E logo no mesmo instante se lhe representou, na louca fantasia, que desta vez, como da outra, a formosa donzela, filha do senhor daquele castelo, tornava a solicitá-lo, e, com este pensamento, para se não mostrar descortês e desagradecido, voltou a rédea a Rocinante, e chegou-se à fresta, e, apenas viu as duas raparigas, disse:
— Lastimo, formosa senhora, que logo fôsseis pôr a vossa mente amorosa em quem não pode corresponder-vos, conforme merecem o vosso grande valor e gentileza, de que não deveis culpar este mísero cavaleiro andante, a quem amor impossibilitou de poder entregar a sua vontade a outra que não seja aquela que, no momento em que os seus olhos a viram, logo ficou senhora absoluta da sua alma. Perdoai-me, boa senhora, e recolhei-vos ao vosso aposento, e não queirais, com o significar-me tanto os vossos anelos, que eu me mostre mais desagradecido: e se, pelo amor que me tendes, achais em mim coisa que não seja amor, com que possa satisfazer-vos, pedi-ma, que vos juro, por aquela doce e ausente inimiga minha, que incontinenti vo-la darei, ainda que seja uma guedelha dos cabelos de Medusa, que eram todos cobras, ou os próprios raios do sol encerrados numa redoma.
— De nada disso há mister a minha senhora, senhor cavaleiro — disse neste momento Maritornes.
— Pois de que há mister a vossa senhora, discreta dona? — tornou D. Quixote.

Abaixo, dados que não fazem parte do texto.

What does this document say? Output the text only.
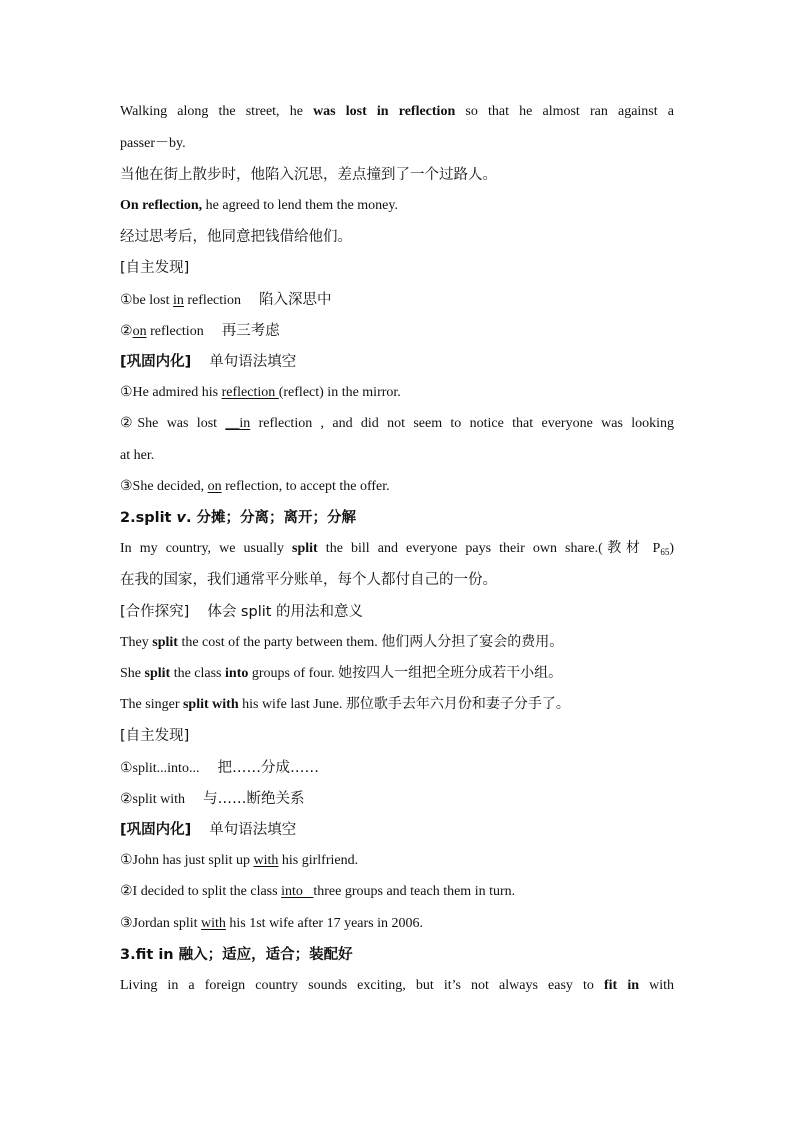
Walking along the street, he was lost in reflection so that he almost ran against a
passer－by.
当他在街上散步时，他陷入沉思，差点撞到了一个过路人。
On reflection, he agreed to lend them the money.
经过思考后，他同意把钱借给他们。
[自主发现]
①be lost in reflection 陷入深思中
②on reflection 再三考虑
[巩固内化] 单句语法填空
①He admired his reflection (reflect) in the mirror.
②She was lost __in reflection , and did not seem to notice that everyone was looking
at her.
③She decided, on reflection, to accept the offer.
2.split v. 分摊；分离；离开；分解
In my country, we usually split the bill and everyone pays their own share.(教材 $P_{65}$)
在我的国家，我们通常平分账单，每个人都付自己的一份。
[合作探究] 体会 split 的用法和意义
They split the cost of the party between them. 他们两人分担了宴会的费用。
She split the class into groups of four. 她按四人一组把全班分成若干小组。
The singer split with his wife last June. 那位歌手去年六月份和妻子分手了。
[自主发现]
①split...into... 把……分成……
②split with 与……断绝关系
[巩固内化] 单句语法填空
①John has just split up with his girlfriend.
②I decided to split the class into   three groups and teach them in turn.
③Jordan split with his 1st wife after 17 years in 2006.
3.fit in 融入；适应，适合；装配好
Living in a foreign country sounds exciting, but it’s not always easy to fit in with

— Só de uma das vossas lindas mãos — disse Maritornes — para poder desafogar com ela o grande desejo que a trouxe a esta fresta, com tanto perigo da sua honra, que, se seu pai a pressentir, em tantos pedaços a há-de cortar, que o maior de todos será a orelha.
— Quisera eu ver isso — respondeu D. Quixote; — ele que se livre de tal praticar ou terá o mais desastrado fim que nunca teve no mundo um pai, por haver posto as mãos nos delicados membros de sua enamorada filha.